Depuis le 1er janvier, la justice a recensé "plus de 2.000" interpellations de mineurs non accompagnés (MNA) dans la capitale, pour la plupart d’origine algérienne ou marocaine.
Leur identification est cependant compliquée par leurs déclarations fluctuantes concernant leur identité, âge et nationalité et par leur refus fréquent de donner leurs empreintes digitales, explique Aude Groualle, chef de la section des mineurs du parquet de Paris.
Selon un décompte de la mairie de Paris, ces mineurs seraient une quarantaine à errer dans le quartier populaire de la Goutte d’Or, dans le nord de la capitale. D’autres squattent dans un arrondissement voisin ou dans la proche banlieue.
La visibilité de ces jeunes délinquants s’est accrue depuis 2016. D’abord auteurs de vols à la tire, souvent violents, dans Paris, ils ont peu à peu migré vers la périphérie et sont passés aux cambriolages.
"Ils ont compris que la violence était contre-productive", explique Paul-José Valette, chef de la Sûreté départementale des Yvelines, l’un des départements de la région les plus touchés par cette délinquance (à l’ouest de Paris). Pour un délit commis sans violence, un mineur sera moins réprimé et sortira plus rapidement des radars des autorités, souligne le commissaire.
Dans son département, depuis janvier, une soixantaine de vols par effraction impliquant des MNA ont été recensés en zone police, visant notamment des pharmacies. Même phénomène en zone gendarmerie où une vingtaine de mineurs, âgés de 9 à 16 ans, ont été interpellés.
Dans le Val-d’Oise (au nord des Yvelines), sur les huit premiers mois de l’année, le nombre de ces cambriolages a aussi "pratiquement triplé" comparé à la même période en 2018, selon une source policière.
Aucune statistique n’est disponible à l’échelon régional.
Législation "inadaptée"
Le modus operandi ne varie guère : ils arrivent souvent en bande dans une commune desservie par le réseau ferré, ciblent des commerces proches de la gare, ou des maisons ou véhicules aux propriétaires absents.
Ils fracturent les rideaux de fer des commerces, font main basse sur les espèces, souvent des sommes dérisoires, et repartent quand ils ne sont pas arrêtés en flagrant délit.
"Ils ne sont pas discrets", note une source policière. "Ils savent qu’ils ne risquent rien, la législation est totalement inadaptée."
S’ils sont arrêtés, ils sont remis au parquet des mineurs qui statue sur leur sort. Les moins de 16 ans ne peuvent être placés en détention provisoire ; ils sont remis à l’Aide sociale à l’enfance qui les place en foyer ou à l’hôtel.

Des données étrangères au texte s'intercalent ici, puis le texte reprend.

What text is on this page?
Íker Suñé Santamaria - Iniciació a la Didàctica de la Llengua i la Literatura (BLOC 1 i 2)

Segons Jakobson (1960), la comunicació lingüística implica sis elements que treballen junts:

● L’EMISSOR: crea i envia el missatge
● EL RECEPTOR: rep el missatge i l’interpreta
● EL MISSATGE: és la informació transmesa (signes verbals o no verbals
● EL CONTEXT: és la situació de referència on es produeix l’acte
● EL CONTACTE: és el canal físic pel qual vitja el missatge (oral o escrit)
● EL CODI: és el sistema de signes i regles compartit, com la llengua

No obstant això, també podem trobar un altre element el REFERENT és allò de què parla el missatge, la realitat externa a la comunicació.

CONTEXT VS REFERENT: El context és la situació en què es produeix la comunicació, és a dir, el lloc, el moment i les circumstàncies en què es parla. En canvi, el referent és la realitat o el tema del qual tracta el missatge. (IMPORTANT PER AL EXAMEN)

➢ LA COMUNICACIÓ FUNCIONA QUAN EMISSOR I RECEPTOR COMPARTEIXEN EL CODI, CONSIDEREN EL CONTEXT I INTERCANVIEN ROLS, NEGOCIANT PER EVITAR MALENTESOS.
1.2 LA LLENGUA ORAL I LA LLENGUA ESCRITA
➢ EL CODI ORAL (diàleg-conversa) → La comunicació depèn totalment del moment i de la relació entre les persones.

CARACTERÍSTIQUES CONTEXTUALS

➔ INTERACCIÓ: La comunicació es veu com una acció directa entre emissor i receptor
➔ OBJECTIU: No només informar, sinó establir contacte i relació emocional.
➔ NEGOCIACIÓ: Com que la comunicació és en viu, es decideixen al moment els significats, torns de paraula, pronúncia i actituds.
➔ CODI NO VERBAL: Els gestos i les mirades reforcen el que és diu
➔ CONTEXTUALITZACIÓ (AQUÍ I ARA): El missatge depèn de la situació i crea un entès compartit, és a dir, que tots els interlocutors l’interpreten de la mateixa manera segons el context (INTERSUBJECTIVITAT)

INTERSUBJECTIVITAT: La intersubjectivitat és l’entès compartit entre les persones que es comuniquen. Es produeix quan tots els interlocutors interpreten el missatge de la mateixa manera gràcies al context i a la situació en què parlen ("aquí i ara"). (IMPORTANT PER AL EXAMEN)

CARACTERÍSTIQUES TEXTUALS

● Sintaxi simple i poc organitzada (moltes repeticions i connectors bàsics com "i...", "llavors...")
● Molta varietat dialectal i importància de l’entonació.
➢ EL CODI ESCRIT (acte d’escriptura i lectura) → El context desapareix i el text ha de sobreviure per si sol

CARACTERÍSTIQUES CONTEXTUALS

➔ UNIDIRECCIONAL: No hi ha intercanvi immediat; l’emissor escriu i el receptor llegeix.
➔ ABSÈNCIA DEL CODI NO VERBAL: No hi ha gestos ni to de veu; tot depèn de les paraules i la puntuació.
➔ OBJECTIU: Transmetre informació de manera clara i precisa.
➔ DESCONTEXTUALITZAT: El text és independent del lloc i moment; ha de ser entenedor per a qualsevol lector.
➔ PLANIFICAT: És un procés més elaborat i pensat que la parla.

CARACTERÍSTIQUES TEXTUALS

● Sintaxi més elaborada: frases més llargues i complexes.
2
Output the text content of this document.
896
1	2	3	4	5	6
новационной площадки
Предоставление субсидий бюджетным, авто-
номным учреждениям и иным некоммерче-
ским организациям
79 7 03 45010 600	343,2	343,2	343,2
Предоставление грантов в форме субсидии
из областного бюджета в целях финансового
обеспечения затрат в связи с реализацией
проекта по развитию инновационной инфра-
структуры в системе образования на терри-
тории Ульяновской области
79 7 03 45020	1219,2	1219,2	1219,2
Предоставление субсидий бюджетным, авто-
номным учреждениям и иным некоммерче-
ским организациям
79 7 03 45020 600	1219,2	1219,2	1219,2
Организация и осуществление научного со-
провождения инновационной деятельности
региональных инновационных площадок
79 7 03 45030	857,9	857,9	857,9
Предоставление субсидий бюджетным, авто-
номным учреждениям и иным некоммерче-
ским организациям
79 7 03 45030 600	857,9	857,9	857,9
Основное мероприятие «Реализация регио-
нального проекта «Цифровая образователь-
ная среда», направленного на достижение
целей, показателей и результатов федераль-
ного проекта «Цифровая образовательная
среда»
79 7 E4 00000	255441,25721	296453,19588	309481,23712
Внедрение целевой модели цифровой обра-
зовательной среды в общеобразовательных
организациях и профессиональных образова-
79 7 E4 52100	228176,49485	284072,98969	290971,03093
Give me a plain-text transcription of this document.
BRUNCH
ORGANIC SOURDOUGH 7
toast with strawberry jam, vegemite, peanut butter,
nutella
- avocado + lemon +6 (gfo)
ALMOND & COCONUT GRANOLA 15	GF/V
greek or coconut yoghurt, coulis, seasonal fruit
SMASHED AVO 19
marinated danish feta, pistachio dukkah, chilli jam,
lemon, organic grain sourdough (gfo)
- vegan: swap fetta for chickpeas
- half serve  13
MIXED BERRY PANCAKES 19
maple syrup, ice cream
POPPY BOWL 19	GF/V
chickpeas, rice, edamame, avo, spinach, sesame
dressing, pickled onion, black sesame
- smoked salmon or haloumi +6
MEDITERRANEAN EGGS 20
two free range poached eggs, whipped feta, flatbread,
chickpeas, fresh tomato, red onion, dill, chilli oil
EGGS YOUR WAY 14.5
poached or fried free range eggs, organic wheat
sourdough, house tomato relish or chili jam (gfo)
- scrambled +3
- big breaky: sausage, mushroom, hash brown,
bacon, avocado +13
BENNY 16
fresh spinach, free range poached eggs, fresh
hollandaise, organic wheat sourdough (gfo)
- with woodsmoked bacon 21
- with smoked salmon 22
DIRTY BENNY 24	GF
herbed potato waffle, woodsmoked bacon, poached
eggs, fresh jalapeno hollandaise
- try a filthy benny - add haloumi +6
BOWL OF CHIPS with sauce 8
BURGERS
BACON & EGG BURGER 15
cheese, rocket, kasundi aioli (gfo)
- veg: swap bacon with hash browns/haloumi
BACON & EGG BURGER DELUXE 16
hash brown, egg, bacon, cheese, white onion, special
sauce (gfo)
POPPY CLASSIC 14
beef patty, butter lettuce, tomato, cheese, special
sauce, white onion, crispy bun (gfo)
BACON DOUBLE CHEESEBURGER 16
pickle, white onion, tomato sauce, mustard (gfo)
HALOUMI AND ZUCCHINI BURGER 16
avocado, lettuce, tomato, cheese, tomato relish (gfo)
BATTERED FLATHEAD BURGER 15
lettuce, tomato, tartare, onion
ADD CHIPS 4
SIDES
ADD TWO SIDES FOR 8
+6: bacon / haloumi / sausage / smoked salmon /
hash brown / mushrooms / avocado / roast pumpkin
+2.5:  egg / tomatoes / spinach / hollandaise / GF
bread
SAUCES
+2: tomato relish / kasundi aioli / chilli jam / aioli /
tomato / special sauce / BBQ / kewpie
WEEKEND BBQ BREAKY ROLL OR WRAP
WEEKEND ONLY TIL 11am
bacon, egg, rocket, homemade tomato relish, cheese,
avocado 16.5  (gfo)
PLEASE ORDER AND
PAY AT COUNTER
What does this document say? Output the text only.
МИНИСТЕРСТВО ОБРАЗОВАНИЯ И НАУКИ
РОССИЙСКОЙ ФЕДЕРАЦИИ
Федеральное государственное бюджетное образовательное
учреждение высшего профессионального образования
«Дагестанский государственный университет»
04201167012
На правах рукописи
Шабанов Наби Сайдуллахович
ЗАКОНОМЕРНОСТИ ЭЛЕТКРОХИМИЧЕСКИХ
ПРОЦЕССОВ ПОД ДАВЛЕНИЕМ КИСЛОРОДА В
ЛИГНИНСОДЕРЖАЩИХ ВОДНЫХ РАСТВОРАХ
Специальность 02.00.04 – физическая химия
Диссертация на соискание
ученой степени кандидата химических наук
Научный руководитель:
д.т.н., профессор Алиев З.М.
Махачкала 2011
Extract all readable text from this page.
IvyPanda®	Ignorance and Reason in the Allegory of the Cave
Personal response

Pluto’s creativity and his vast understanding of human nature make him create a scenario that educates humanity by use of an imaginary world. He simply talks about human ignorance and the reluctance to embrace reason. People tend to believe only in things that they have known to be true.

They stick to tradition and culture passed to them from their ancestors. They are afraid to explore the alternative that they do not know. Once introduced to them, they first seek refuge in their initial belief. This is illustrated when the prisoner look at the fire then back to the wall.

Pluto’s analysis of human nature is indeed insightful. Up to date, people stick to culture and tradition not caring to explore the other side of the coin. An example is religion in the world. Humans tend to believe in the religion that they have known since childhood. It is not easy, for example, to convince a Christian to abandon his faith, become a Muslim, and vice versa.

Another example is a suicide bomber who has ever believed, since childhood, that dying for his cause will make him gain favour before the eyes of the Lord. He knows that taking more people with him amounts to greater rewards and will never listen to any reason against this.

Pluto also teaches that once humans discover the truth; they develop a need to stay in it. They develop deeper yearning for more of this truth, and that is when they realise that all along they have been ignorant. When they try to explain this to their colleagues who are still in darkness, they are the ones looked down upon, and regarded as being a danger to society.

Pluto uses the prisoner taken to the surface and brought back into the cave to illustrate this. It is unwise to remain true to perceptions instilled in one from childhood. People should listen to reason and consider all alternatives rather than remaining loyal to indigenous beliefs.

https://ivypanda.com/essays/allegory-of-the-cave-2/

Mais ils fuguent souvent au bout de quelques heures.
Si certains pharmaciens victimes de ces méfaits se montrent philosophes, d’autres ne cachent pas être "agacés" : "C’est notre outil de travail et eux, en toute impunité, ils viennent et se servent !", déplore Frédérique Sarran dont l’officine à Chaville, au sud-ouest de Paris, a été visitée deux fois cet été.
Dans les pharmacies, les MNA ne volent que rarement des médicaments ou ceux classés comme stupéfiants, constatent plusieurs enquêteurs. Pourtant, affirme Nordine Djoulaït, éducateur de la Protection judiciaire de la jeunesse, "la plupart sont drogués, surtout au Rivotril", un antiépileptique.
De manière générale, ils sont en mauvaise santé, "très abîmés", constate-t-il. Beaucoup se disent orphelins et parlent de "leurs angoisses" mais ils ne "nous donnent pas les moyens de les aider", déplore l’éducateur.
A Paris, c’est "un gros sujet", relève Dominique Versini, adjointe en charge de l’Exclusion à la mairie selon laquelle "ils refusent toute prise en charge".
Le parquet des mineurs corrobore: "Ils n’adhèrent généralement pas aux mesures de protection et d’assistance éducative", selon Mme Groualle.
"Afflux massif"
Impossible de savoir comment ils sont arrivés en France. Le président Emmanuel Macron a récemment évoqué des "réseaux", des "gens qui manipulent" lors d’une réunion avec des ministres et des parlementaires.
Mais à Paris, les investigations n’ont pour l’heure "pas permis d’établir" l’existence de réseaux de traite d’êtres humains, précise Aude Groualle. Un "afflux massif" est noté "depuis janvier" mais il est, a priori, lié au "contexte politique et économique" des pays d’origine, ajoute-t-elle.
Les MNA étant inexpulsables jusqu’à leur majorité, seul un retour volontaire dans leur pays pourrait être envisagé. Mais ils ne sont "pas demandeurs", note la magistrate.
"La gestion de ce phénomène ne peut se faire qu’en collaboration avec les pays dont ils sont originaires, mais c’est compliqué", concède le commissaire Paul-José Valette.